My practice is concerned with the non-material, a reality we can access through contemplation and painting…Jung asserts that ‘the experience of the Sacred and Holy is a fundamental requirement of the self. To deny it brings spiritual decay; to embrace it illuminates the soul with meaning’.

Today the moving image dominates our world and whilst visually powerful in so many respects, it denies us the opportunity for stillness and reflection. The value of a painting lies in its ability to induce a contemplative state in the viewer. As Walter Benjamin says ‘before it the spectator can abandon himself to his associations.’

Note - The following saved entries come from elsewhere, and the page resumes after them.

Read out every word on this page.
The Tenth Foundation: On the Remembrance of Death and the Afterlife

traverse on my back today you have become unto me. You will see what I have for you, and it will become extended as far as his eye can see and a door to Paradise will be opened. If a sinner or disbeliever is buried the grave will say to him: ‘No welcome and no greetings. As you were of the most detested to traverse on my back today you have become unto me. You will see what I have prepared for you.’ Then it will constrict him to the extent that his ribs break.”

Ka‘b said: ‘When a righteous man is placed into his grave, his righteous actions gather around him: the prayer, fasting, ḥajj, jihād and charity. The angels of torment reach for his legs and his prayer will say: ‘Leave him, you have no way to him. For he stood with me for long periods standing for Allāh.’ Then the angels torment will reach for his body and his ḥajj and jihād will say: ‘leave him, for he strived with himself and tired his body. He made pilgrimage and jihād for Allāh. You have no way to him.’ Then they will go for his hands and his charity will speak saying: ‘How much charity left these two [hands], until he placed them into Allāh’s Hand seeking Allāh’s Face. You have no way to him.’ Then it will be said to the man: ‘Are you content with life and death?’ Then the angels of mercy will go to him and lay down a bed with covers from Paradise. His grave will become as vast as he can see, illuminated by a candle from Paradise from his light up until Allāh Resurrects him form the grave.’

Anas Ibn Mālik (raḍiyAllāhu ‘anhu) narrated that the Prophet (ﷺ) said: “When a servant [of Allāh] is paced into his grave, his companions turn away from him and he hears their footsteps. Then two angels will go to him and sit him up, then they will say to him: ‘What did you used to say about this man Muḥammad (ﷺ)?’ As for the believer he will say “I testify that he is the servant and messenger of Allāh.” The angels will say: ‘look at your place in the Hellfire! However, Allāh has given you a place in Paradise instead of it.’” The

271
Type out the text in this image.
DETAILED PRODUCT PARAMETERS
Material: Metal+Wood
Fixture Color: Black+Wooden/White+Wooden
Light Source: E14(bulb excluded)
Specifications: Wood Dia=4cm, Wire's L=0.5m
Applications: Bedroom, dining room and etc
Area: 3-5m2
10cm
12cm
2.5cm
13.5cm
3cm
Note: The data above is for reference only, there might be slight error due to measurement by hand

For me, the value of contemplation lies in its ability to reconcile the heart and the mind into one. I’m inspired by Merleau-Ponty’s observation that it is ‘precisely because painting does not ‘copy’ things, and because it does not offer things to thought as does science but presents them immediately and bodily, in their depth and movement, that painting gives a true sense of the world and what it means to see it.’

Through my work I’m interested in enquiring into the ways in which man may be related to the infinite. Upon the framework of this enquiry my paintings aim to investigate, amongst other things, notions of transience, intimacy, loss and hope. I use the external world as a trigger or metaphor for these experiences? and through a period of gestation and distillation, I make a series of intuitive decisions that lead the work towards completion.

‘For the only equivalent for the universe within is the universe without’ Jung .

Marguerite Horner 2020


Marguerite Horner graduated with an MA in Fine Art from City&Guilds in 2004. She has since been exhibiting widely in Art Fairs and Group Shows internationally. In 2011 Marguerite exhibited at the 54th Venice Biennale. In 2012 Marguerite had her first London Solo Exhibition ‘The Seen and Unseen’‘ at The Pitzhanger Manor Gallery. In 2017 Horner won the NOA17 MS Amlin Prize. In 2018 Horner won the British Women Artist Award and examples of her work were acquired by the Yale Centre for British Art in New Haven Connecticut. 

Her work has also been acquired by a number museums in England, USA, and China.